I was introduced to Issa a lot later than the rest of the world, mostly because I’ve never been into webseries or anything of that sort. I bought her book, Adventures of Awkward Black Girl, and stopped halfway in because I do not and have never related to the “I’m not like thoseeee Black girls, I talk different and don’t watch reality tv” variety. Like Mama Chaka, I’d like to believe that I am every Black woman. The kitchen beautician. The bougie one who no longer eats can veggies. The one who got kicked out because she punched someone in the face. To summarize, my incense can turn into a Colt 45 real quick. I was sad when I didn’t immediately love Issa the person, however, I didn’t let it deter me from supporting the show…and I’m really glad it didn’t.

If you haven’t, I encourage you to learn all about Molly, the dangers of broken pussy, and the meaning of “Bare Bears.” I can, at very least, guarantee that you’ll relate to a small part of every episode. In addition to laughs and group chat material, Insecure has made me consider a lot of my personal insecurities and the ways in which I deal with them. Remember when B-Rabbit battled Poppa Doc? That is how I deal with the things I’m not so proud of. Here’s a refresher:

I am white,

I am a fucking bum,

I do live in a trailer with my moms.

Over the years my insecurities have manifested in different ways. As of late, they’ve taken shape in the form of long stares in a full-length mirror and tensing up whenever anxiety begins to rear its ugly head.
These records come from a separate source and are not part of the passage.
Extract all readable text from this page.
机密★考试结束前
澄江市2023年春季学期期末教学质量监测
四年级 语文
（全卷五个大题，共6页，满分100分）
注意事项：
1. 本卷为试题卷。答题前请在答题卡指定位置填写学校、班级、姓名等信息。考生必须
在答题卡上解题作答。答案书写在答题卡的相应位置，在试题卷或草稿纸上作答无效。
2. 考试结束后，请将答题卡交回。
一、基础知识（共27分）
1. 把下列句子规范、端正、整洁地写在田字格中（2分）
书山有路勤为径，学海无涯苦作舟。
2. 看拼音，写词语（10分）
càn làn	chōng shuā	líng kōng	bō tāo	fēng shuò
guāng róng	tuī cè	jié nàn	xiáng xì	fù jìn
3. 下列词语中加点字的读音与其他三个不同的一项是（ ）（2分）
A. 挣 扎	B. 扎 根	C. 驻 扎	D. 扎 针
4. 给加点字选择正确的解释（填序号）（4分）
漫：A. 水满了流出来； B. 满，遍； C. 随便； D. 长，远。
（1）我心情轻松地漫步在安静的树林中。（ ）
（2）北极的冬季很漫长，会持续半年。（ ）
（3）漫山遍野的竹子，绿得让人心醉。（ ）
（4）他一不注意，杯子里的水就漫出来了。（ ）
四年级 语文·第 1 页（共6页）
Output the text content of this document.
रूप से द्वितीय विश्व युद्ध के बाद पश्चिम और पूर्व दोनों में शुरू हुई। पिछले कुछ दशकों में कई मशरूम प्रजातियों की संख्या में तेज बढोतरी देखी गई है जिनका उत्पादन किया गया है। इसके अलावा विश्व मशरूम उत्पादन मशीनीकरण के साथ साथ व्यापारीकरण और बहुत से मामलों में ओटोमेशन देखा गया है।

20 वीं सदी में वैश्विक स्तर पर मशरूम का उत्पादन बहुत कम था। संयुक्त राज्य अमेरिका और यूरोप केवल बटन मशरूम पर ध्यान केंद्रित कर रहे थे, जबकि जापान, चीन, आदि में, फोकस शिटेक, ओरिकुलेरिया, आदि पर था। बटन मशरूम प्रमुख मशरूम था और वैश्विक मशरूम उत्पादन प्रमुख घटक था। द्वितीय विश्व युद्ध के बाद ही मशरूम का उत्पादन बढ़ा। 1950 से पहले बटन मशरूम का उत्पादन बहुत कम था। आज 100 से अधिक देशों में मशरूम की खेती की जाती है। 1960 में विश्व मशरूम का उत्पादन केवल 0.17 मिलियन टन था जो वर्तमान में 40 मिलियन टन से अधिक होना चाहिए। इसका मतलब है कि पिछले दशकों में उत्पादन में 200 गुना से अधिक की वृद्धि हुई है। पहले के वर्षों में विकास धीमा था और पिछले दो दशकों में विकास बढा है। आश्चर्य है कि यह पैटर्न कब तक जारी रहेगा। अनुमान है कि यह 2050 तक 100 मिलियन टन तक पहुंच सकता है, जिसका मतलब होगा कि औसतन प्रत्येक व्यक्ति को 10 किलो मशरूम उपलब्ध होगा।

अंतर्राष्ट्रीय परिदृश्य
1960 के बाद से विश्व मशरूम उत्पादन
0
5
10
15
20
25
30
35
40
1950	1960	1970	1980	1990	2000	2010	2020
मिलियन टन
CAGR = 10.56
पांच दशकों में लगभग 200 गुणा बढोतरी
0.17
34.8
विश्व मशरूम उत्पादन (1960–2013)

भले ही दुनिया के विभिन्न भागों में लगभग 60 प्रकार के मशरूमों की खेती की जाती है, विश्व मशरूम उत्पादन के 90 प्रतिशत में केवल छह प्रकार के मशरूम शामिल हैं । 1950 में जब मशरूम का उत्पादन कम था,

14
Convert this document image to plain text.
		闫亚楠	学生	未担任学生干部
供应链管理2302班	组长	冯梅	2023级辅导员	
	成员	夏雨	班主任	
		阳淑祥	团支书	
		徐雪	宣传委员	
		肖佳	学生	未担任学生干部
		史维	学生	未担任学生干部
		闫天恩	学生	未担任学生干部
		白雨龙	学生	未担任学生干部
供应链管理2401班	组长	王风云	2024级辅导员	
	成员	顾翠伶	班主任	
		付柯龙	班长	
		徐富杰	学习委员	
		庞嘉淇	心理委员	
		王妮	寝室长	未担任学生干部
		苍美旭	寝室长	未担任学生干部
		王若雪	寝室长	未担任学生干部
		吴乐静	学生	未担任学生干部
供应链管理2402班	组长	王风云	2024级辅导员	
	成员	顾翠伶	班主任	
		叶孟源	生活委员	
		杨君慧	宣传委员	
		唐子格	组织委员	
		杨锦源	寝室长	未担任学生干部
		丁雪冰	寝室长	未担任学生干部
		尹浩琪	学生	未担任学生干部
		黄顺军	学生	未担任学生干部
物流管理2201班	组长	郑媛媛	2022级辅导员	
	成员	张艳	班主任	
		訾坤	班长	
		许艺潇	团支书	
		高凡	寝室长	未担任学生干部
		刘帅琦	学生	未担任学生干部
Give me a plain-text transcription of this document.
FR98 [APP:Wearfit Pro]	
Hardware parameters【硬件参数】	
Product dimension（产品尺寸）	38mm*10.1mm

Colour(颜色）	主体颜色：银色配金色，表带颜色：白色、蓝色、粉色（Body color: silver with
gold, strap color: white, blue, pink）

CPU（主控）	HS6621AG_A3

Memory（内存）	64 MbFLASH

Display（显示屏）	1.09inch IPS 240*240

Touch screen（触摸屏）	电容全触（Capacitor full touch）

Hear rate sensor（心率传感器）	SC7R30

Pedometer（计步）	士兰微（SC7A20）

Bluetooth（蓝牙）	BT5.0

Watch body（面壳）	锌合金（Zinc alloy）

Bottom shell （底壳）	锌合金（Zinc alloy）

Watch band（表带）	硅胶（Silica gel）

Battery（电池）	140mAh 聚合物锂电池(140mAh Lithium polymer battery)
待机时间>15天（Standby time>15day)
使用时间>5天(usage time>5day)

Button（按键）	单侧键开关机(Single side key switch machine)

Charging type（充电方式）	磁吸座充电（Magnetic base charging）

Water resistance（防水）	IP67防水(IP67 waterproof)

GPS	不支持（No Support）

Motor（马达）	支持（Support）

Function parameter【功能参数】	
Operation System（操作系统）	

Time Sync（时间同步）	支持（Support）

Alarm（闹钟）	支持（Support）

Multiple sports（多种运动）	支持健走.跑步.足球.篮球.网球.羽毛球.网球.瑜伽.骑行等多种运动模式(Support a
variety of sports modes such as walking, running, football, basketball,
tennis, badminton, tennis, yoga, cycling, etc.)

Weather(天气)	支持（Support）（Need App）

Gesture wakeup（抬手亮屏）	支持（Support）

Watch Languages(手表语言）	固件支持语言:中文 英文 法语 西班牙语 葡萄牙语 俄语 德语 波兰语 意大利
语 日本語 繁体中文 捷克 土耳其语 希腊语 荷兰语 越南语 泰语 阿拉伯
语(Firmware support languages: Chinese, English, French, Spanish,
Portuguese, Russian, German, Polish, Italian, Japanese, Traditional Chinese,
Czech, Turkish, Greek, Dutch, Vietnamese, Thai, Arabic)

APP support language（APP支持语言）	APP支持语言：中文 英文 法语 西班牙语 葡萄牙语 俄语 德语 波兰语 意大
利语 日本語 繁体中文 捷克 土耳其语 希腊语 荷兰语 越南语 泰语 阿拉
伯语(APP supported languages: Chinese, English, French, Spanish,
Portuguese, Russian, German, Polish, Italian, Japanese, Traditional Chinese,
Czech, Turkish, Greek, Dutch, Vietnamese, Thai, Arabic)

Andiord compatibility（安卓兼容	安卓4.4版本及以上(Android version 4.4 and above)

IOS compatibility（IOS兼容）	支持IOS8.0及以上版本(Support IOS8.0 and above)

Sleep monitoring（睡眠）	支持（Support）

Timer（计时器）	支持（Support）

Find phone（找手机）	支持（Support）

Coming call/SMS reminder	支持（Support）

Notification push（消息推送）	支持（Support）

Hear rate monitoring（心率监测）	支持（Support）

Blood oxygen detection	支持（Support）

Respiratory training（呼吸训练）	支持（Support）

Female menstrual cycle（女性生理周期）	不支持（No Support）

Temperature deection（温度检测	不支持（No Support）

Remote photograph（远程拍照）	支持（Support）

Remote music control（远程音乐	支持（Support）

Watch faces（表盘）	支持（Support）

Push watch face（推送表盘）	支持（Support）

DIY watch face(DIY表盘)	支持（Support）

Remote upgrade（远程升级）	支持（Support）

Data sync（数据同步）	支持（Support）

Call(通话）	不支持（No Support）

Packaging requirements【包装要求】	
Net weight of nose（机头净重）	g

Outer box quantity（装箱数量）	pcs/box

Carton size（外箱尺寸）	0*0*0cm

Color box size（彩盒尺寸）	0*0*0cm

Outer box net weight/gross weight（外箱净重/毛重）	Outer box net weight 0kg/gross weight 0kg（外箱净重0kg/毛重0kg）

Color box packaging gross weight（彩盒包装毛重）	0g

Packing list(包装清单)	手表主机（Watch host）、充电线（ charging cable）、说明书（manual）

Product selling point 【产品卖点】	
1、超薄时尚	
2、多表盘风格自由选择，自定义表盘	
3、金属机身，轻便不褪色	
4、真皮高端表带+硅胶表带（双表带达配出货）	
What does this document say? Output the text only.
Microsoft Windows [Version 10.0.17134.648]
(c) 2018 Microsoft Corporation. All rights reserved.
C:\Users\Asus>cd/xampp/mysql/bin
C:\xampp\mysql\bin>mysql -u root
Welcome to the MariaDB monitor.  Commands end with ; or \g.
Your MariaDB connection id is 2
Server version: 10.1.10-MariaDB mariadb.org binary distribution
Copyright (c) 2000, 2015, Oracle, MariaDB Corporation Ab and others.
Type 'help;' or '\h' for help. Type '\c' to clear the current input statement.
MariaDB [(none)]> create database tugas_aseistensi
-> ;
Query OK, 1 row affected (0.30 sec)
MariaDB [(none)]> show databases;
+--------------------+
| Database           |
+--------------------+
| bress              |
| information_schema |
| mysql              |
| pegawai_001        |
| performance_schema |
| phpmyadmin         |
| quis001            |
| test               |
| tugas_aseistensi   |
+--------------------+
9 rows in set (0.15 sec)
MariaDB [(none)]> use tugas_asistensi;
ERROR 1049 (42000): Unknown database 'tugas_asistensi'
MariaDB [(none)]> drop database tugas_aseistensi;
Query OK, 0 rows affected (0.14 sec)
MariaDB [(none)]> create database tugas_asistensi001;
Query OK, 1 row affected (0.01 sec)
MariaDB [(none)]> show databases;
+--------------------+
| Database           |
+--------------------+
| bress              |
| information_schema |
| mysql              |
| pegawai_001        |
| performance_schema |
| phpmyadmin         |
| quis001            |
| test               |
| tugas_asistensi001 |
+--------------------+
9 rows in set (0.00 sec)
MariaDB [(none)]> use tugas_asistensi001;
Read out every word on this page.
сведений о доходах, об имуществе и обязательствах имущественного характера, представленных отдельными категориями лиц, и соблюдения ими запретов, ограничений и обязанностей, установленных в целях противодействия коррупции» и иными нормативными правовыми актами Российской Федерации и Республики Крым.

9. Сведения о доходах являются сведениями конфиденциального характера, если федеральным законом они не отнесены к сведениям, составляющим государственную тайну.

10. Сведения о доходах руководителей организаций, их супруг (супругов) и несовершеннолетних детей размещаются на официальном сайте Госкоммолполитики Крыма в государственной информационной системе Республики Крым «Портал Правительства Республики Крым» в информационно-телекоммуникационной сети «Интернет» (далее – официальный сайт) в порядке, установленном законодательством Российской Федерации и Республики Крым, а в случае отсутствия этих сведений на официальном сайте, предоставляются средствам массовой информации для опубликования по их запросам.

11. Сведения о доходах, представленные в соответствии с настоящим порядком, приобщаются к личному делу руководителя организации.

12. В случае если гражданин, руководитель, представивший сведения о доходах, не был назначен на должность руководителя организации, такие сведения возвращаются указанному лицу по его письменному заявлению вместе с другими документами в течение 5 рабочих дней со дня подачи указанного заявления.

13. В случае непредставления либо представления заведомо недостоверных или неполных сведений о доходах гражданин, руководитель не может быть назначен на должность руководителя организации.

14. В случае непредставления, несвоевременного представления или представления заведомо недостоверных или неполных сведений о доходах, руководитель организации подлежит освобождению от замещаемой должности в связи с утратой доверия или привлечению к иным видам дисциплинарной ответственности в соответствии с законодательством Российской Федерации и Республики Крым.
I’m not proud of these things, but they are mine and as much as I try to pretend like they don’t exist- they completely shape my views of the world and my place in it. The month of November is especially taxing for me, as it usually brings about feelings on where I should be considering the upcoming anniversary of my post-demise. That’s a bit morbid but, context clues. Tugging at my small pudge after having made it through November 2014 may seem a bit trivial to some but hey, this is my truth. Insecure is defined as “not confident or assured; uncertain and anxious” and the way my anxiety is set up, I manage to experience these feelings much faster and more frequently than others. Two plus two sometimes equals six, and if I told you about all the IG snooping I had to do to reach that conclusion, you’d call me a stalker.

I ask more questions than necessary. I tense up when I feel uncomfortable. I feel the need to let people know whenever I feel uncomfortable. I start feeling uncomfortable about whether or not I’ve made them uncomfortable. I try to make sense of words unspoken. Then, I find myself drowning in a puddle of questions and conclusions; all of which I’ve created internally…

…still wondering why this anxious life chose me.

If you are anything like what I’ve described above, give yourself a break. Our insecurities are like sprinkles atop a soft serve ice cream cone in the dead of summer: to some they complete the experience, to others they completely ruin it. I’ve sidestepped my own nervousness to tell you that insecurities are something none of us are exempt from, and to give you a little Issa in the mirrior-esque rap/pep talk of my own:

you gonna be a L or nah?

will you write in hell or nah?

the streets need these posts? yes.

so dust off the keyboard and be the mothafuckin best.